In a Vase on Monday – Abraham Darby and Friends

I started with Abutilon, white and a rich strawberry colour, which have scrambled up into the trees and are flowering madly, but it all wilted before I could get it into the vase. Instead I picked Rose ‘Abraham Darby’ and Erysimum for scent, Penstemon ‘Hidcote Pink’, a few stems of Sisrinchium, Hydrangeas, Tree Dahlias, and a lot of the bright green chrysanthemums which have aged to an attractive orange – pink shading to green – yellow.

hydrangeas with chrysanthemum cut flowers


The Tree Dahlia was looking amazing, with stems 4 to 5 metres tall and 1.5 inches thick. I had to prune some of them back to save my Pomegranate tree which was being smothered underneath them, and then a wind came last week breaking many and knocking others over. The fallen ones were still flowering, so at least it was possible to cut them. The flowers are simple, like a smallish white cactus type.

abraham darby rose cut flowersThe English Rose ‘Abraham Darby’ is settling in after its third move in as many years. It is definitely happier in the orange garden, or maybe it’s all the rain this year.

There are one or two new Hydrangea flowers still, maybe these are stems that were pruned earlier in the year, but most of them are doing their graceful disintegration.

cut flowers in vase

Head over to Rambling in the Garden for vases full of summer blooms, or pick some flowers and share.

autumn cut flowers


20 thoughts on “In a Vase on Monday – Abraham Darby and Friends

  1. Amazing that you have Tree Dahlias! Even here in central Italy they rarely grow to flowering because cold weather arrives. Your arrangement seems to say “look! Autumn is coming but it has been an abundant season.”

    1. They do seem to flower much later – all of my normal ones have finished flowering. We had a frost last week as well but it doesn’t seem to have worried it.
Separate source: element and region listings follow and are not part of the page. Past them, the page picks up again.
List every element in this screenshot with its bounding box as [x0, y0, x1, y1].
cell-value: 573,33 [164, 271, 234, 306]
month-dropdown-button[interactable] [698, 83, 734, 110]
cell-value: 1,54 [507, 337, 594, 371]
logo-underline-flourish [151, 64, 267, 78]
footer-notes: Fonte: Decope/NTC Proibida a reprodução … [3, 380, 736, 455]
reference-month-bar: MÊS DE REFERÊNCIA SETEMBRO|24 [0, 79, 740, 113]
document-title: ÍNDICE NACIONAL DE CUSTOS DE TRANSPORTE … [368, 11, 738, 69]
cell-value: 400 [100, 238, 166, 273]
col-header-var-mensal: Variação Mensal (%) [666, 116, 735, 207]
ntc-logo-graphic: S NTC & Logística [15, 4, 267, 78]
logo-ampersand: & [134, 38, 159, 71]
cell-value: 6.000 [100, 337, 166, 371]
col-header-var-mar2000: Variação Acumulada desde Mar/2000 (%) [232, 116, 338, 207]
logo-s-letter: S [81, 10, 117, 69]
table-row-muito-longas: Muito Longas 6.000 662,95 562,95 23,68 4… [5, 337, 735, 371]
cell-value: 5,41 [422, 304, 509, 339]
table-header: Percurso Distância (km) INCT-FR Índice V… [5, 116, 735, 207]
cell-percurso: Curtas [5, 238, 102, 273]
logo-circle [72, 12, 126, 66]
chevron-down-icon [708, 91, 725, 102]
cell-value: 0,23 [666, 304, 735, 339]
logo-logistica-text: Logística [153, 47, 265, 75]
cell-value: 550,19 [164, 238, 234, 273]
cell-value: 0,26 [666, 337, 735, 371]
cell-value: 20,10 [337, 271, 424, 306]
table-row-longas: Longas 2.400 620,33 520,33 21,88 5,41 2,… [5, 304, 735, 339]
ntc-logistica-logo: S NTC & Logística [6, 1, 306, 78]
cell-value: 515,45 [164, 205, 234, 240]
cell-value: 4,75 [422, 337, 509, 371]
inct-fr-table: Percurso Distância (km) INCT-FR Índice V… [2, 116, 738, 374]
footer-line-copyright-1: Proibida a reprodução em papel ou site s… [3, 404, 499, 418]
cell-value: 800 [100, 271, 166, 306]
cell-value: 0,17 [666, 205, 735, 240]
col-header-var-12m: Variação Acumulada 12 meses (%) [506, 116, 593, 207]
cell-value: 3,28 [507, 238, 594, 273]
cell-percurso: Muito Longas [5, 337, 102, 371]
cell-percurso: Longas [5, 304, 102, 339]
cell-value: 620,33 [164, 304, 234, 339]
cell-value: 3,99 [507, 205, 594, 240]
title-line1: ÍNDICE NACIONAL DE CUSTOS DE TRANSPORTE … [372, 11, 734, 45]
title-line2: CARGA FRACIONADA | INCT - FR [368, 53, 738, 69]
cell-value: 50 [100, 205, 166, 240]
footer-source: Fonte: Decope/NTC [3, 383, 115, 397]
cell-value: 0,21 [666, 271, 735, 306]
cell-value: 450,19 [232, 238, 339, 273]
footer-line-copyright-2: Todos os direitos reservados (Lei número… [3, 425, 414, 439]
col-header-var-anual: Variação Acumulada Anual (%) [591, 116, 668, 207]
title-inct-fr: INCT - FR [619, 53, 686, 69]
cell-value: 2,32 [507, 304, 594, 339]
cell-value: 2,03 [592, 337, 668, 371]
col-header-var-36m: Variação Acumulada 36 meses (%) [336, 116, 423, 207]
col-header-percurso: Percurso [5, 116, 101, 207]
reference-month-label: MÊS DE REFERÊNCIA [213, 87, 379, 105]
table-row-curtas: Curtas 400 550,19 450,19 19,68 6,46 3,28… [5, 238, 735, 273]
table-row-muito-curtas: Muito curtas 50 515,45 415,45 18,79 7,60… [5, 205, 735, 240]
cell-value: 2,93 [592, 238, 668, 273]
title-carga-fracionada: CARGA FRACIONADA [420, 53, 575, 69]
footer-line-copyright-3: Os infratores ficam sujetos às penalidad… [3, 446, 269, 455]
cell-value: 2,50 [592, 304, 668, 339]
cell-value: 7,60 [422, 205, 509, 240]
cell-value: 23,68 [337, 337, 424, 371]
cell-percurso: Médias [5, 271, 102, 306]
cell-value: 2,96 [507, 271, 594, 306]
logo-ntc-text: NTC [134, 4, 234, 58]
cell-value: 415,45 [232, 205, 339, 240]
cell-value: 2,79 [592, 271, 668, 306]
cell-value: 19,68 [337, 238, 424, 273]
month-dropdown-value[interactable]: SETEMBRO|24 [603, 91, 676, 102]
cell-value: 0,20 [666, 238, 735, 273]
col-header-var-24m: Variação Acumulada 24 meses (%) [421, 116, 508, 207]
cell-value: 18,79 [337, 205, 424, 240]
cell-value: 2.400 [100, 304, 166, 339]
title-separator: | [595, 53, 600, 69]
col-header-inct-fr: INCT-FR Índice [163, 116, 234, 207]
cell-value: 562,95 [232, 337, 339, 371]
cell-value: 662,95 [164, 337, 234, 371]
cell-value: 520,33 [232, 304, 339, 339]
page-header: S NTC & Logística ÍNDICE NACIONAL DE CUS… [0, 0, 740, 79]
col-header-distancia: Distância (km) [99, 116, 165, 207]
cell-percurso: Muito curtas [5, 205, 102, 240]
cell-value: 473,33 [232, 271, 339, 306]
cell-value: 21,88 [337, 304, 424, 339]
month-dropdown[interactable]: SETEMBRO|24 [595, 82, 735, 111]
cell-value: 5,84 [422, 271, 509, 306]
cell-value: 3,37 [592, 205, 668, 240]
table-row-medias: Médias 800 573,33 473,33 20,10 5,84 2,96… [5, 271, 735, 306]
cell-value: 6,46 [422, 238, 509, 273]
  2. I love a vase stuffed full as yours is. A beautiful tapestry of colours and textures. Some plants are so resilient about being moved, it’s amazing. Your rose is gorgeous. I brought loads of plants when we came here and some stayed 6 months in pots after a false start. Most survived and are thriving.

    1. Me too – I am really enjoying this vase. It’s true about plants being moved, they often seem to enjoy it. You must have planted your pots well so that they survived that long in pots.

  3. I have never come across tree dahlias before and it is hard to comprehend what something so tall must look like! It joins a pretty collection of late season blooms in your vase. Looking at Abraham Derby reminds me just how different the petal formation of different roses can be

    1. It looks a little strange, really. I planted it at the bottom of a small bank, but it still towers over the driveway, with these small flowers at the end of the long branches. It didn’t die down to the ground last year, which with the rain is I guess why it is so big.
      Abraham Darby is to me a perfect old fashioned looking rose, and those buds have opened up just stunningly. It’s a nice fruity scent.

  4. The Hydrangea skeleton is a wonderful addition! I’ve been tempted to try growing a tree dahlia. There’s a mail order nursery in Northern California that offers the plants but they warn to protect it from high winds and those are a persistent problem in my area of coastal Southern California.

    1. I got mine online, the tuber is just like a normal dahlia. I’m going to move it when it has finished, although I’m not sure where. We have a lot of wind as well, and it comes from all directions so it’s hard to make a sheltered sunny spot.

  5. A beautiful and bountiful bouquet, Cath! I have never heard of a tree dahlia either, and it must look quite amazing at such a height! I love the Hydrangeas at their different stages – very effective.